EAGER: Semi-automated Type-directed Programming
Grinnell College, Grinnell IA
Investigators
Abstract
Type-directed programming is a powerful programming paradigm found in strongly-typed functional languages where the types of a program are used to guide its development. Users of such languages frequently comment that their programs "write themselves" once they declare the appropriate types. In reality, the actual development process is far from automatic; developers still must apply manual reasoning principles to derive their program even though many of their choices are forced by the language's type system. This project aims to mechanize the type-directed programming process by leveraging techniques from program synthesis and type theory. The intellectual merits of this project are twofold: (1) the expansion of the theoretical foundations of program synthesis with types and (2) the application of these foundations towards program assistance tools that aid in type-directed programming.

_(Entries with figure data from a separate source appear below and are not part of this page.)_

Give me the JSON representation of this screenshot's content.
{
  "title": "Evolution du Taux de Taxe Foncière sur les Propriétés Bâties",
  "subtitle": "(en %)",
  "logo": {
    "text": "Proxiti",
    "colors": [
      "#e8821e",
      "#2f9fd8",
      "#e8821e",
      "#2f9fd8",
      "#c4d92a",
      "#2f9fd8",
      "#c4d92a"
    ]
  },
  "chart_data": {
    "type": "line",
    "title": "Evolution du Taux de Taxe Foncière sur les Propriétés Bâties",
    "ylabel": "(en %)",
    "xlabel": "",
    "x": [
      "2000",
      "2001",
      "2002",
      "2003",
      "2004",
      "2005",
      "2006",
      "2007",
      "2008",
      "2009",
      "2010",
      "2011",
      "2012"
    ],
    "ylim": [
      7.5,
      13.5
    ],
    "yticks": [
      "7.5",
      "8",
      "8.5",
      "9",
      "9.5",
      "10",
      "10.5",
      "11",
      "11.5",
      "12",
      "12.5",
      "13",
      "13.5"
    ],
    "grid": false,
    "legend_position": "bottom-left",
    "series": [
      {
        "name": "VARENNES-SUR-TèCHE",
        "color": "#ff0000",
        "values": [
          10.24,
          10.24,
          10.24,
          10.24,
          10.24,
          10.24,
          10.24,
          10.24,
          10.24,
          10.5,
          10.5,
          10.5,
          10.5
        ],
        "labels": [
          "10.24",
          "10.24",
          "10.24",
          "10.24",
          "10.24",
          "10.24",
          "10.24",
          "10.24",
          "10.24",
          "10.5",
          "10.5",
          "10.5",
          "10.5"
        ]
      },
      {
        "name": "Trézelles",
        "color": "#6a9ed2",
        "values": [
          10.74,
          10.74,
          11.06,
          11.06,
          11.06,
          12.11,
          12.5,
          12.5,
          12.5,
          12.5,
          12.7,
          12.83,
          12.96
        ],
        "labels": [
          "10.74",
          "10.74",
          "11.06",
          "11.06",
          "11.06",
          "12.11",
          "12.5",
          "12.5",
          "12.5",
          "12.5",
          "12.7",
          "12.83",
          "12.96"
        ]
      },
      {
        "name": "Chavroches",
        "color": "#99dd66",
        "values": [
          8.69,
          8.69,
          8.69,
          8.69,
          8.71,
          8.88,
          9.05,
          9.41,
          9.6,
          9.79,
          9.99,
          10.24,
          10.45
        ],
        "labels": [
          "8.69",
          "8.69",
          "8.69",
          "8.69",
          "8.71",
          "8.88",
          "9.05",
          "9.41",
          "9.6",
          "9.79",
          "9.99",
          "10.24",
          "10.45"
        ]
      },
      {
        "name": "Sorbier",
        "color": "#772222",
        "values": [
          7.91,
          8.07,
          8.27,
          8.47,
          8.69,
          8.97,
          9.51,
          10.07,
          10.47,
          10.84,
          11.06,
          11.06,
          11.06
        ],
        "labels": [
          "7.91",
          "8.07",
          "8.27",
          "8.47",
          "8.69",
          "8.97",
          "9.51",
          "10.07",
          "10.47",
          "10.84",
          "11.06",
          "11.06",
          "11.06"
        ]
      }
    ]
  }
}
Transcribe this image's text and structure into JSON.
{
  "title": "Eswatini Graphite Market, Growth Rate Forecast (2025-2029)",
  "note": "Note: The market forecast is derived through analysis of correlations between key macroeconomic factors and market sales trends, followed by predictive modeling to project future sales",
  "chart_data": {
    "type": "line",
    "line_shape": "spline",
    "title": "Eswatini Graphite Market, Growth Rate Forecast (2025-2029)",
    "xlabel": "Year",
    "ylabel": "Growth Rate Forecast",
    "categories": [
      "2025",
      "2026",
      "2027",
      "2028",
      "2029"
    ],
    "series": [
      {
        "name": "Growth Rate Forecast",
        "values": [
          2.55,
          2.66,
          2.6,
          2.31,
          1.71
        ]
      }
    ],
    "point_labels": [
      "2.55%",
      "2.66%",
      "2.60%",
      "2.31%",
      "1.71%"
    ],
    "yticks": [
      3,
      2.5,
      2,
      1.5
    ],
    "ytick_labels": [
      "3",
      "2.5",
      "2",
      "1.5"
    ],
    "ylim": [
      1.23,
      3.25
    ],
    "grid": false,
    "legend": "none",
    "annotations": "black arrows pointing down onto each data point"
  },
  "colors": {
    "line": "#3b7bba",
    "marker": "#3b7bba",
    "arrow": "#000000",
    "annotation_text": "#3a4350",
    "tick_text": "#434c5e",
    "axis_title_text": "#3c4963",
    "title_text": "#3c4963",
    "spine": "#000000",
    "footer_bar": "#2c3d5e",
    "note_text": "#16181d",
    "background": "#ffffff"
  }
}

Beyond merely providing a tool that enhances the productivity of current functional programmers, the project's broader significance and importance is the crystallization of the benefits of type-directed programming in a form that allow non-functional programmers to understand, appreciate, and directly benefit from this programming paradigm. The project extends prior work in the foundations of program synthesis with types, addressing issues of expressiveness and scalability encountered when adopting these foundations into synthesis tools. Notably, the project unifies type-based and verification-based approaches to program synthesis, allowing rich support for both algebraic and primitive data types as well as providing a common framework for understanding both styles of synthesis. In addition, the project investigates semi-automated, rather than fully-automated, program synthesis where the user interacts with the synthesis tool throughout the synthesis process. The basis of this approach lies in adopting the refinement tree, a data structure that captures the potential shapes of programs that a synthesizer can produce, into a useful data structure for visualizing and interacting with this tool. By pursuing semi-automated synthesis, these tools scale up to real-world programming environments by using the developer as an oracle whenever the tool would otherwise take too long or get stuck searching for a solution.